AVON GETS A GREEN LIGHT TO RESTART CHINA BUSINESS

NEW YORK — Avon Products Inc. said Friday it had received a government go-ahead to resume operations in China as a wholesale and retail business.
The company hopes to be back in operation a week from today.
Like all other direct-selling companies, Avon has been idle since April 21, when all such firms were prohibited from selling products or recruiting sales representatives in China.
Under the new government license, Avon said it intends to operate as a wholesaler to Chinese retail stores and to convert its approximately 75 branch centers into retail outlets.

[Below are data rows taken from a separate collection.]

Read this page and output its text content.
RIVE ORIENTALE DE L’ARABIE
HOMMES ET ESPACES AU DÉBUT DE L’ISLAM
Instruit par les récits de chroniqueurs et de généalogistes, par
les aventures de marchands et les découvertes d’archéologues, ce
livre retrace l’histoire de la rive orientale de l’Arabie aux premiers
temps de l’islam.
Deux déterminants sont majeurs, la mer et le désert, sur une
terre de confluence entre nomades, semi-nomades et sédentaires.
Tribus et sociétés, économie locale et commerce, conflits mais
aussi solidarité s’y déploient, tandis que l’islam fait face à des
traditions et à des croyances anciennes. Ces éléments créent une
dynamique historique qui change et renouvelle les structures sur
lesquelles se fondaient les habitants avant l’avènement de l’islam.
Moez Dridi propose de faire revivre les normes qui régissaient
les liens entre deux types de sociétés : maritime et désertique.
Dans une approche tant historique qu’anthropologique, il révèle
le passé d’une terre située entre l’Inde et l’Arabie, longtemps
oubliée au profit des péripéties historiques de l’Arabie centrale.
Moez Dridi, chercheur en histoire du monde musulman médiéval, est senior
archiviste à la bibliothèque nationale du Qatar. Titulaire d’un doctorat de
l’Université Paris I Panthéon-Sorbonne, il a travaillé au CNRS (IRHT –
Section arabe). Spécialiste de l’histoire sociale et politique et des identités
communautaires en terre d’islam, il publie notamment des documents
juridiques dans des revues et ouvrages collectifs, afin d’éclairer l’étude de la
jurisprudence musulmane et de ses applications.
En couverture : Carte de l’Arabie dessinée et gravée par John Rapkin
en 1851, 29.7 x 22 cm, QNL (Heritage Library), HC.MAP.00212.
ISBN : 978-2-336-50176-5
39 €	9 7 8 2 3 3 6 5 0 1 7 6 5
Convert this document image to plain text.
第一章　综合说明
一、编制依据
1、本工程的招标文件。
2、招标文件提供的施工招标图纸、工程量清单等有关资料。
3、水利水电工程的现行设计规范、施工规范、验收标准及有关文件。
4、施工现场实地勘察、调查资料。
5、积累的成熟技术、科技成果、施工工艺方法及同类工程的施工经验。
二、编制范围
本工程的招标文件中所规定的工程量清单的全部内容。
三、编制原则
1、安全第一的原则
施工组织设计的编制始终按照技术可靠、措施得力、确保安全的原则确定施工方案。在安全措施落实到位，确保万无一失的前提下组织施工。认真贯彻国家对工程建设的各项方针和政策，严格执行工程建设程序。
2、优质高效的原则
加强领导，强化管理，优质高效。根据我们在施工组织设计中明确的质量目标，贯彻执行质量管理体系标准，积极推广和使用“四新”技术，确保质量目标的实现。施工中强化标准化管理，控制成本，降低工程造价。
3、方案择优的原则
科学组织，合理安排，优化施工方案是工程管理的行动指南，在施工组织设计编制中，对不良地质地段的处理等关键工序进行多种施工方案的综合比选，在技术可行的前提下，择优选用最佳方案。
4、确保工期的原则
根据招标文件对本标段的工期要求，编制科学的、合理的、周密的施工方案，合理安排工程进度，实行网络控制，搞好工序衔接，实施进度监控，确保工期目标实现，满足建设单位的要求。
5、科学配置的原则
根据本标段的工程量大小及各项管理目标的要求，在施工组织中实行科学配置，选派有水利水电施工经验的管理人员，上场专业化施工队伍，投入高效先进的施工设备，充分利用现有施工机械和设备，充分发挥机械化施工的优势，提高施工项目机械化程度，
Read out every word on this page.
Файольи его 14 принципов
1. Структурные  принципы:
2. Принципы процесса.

The conversion will be profound. Under the old arrangement, Avon employed 50,000 sales reps.
“We are delighted that Avon is once again able to serve the people of China,” said James E. Preston, Avon’s chairman and chief executive officer. “We have made a long-term commitment to that market and we look forward to working with the Chinese government to insure that ethical companies like Avon have the opportunity to build productive, profitable businesses there.”
Avon entered China in 1990 and quickly built its sales. By 1997, volume grew to about $75 million, about 1.5 percent of Avon’s global sales of $5.1 billion.
An Avon spokesman said the company expects to continue dealing with many former reps on a customer basis as the business evolves under its new license.
Considering the company had lost most of the second quarter during the government-ordered shutdown, it would be “overly optimistic” to expect this year’s revenues to match those of 1997. He acknowledged that sales probably would be lower while Avon rebuilds its business.
Later this year, the company plans to open a manufacturing plant in Conghua in the southern province of Guangdong.